The motorway system in Britain is fine overall, but they have an annoying habit of giving each street three or four different names. This means the Google Navigator tells me to exit the roundabout onto the B1038, but it could also be called the M20, or the A1001, or London Road, or an infinite number of other names. So it’s three times around the roundabout before I can find the correct exit, as the other drivers shake their heads and curse, “Americans…”
Another advantage of driving is you control your own music, and I was psyched to listen to BBC Radio for the first time on a real radio. For over a decade I’ve done all my writing listening to Radio 3 online; BBC News is my go-to source for world events; and Radio 4 podcasts were always a highlight of my week. For driving, we chose Radio 2.
They call Radio 2 “the home of great music” but they should really call it “the home of music that can only be enjoyed by white people.” It was an endless list of middlebrow artists I had long thought dead or forgotten—Glenn Frey, (RIP), MC Hammer, Bread. But it makes for fine sing-along as you’re blasting down the M6 from Glasgow to Evesham.
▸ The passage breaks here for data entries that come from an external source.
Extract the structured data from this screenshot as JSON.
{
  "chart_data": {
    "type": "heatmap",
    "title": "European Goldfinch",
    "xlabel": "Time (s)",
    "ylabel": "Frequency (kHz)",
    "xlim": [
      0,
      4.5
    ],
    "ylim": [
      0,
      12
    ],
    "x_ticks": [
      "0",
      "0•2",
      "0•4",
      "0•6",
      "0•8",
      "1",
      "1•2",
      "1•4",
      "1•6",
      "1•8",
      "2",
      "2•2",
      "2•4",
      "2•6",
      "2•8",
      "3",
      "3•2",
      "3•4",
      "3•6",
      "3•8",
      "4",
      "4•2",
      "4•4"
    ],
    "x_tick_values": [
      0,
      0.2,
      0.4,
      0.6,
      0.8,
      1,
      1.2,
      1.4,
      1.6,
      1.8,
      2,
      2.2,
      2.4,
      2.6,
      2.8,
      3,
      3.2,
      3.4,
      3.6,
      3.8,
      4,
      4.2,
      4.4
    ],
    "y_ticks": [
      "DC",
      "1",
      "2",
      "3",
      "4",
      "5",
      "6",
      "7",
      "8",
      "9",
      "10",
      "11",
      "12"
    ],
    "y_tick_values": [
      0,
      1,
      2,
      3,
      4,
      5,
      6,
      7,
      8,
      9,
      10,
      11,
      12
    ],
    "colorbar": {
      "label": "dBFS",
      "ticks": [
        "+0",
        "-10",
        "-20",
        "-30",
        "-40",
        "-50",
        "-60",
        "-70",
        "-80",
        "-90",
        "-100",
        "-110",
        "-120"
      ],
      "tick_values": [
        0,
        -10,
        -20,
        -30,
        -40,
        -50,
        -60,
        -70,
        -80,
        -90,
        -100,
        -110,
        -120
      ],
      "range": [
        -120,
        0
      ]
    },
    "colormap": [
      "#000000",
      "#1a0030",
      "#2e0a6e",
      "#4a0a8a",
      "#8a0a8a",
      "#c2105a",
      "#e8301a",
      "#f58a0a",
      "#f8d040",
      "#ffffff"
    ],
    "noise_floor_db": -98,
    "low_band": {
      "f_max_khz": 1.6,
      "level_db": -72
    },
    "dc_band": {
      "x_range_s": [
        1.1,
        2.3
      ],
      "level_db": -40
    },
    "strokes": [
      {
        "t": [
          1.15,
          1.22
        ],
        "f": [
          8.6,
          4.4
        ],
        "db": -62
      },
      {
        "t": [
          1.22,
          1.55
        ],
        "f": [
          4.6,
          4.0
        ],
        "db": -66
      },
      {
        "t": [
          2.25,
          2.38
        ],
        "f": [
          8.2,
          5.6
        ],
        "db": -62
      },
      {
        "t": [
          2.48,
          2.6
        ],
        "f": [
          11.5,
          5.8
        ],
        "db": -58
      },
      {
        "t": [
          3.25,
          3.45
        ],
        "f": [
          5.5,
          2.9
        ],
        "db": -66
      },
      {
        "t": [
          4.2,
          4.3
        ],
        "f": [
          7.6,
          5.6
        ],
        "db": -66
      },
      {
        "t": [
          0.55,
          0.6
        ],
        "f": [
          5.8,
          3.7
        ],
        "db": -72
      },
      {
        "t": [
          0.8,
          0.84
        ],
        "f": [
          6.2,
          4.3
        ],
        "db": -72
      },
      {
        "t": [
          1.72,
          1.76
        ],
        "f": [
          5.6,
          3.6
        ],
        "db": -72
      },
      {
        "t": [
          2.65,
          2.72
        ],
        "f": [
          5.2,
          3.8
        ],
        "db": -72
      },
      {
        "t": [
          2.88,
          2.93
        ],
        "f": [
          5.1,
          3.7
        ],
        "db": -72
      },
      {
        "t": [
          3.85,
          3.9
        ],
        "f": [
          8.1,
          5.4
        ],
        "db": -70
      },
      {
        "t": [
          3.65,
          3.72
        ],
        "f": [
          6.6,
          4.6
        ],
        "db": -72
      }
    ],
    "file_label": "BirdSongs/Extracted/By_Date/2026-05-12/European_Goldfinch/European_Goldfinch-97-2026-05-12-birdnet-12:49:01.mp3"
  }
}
London’s Tower Bridge is one of the most iconic in the world.
London was as wonderful as we were promised – it had better be, for the price. Our favourite day was a long walk through the Tate Modern, the best gallery in a city rammed with galleries. Both Jo and I are besotted with Mark Rothko, and they had an entire room devoted to a series of canvases he was commissioned to paint for the Four Seasons Restaurant in New York, but ended up in a gallery.
Otherwise, it’s an enormous who’s who of great modern art—Picasso, Van Gogh, Cezanne, the rest of it. It was at the Tate I realized what a total philistine I am, openly searching for the dozen or so artists I know, skipping those who are better but less famous. The age, I suppose. I wish I had done an art history course before we’d left.

The Old Town of Edinburgh.
And then there’s Scotland. Everyone raves about Edinburgh, and rightly so. With its gothic architecture, its theatres, its food, and its castle bursting from its centre like the creature in Alien, what’s not to love?
But I really fell in love with Glasgow. Long relegated to be Edinburgh’s ugly older brother, Glasgow went from being a filthy but booming industrial wasteland to a filthy and failing industrial wasteland. Today it’s got that flame of culture that has saved many dying British towns.

If you’re ever in Glasgow and want a cheap drink, look for Nice ‘n Sleazy.
The Kelvingrove Gallery and Museum is one of the finest in Europe – but it’s walking down Sauchiehall Street at 8:00 on a Saturday night that you really get a feel for the place. Filled with bars, cafes, pubs, takeaways, it isn’t yet gentrified to the point of agony, but not so ugly you don’t feel safe.
In a gloriously rancid punk bar called Nice ‘n Sleazy, I ordered the cheapest scotch they had. Instead, the bartender served me a fat pour of some Islay single malt that you can smell the smoke from in the next bar over. When I paid, she took out her tip, and then handed all the money back to me in change. It’s my hope that every weirdo in this place gets his first drink free.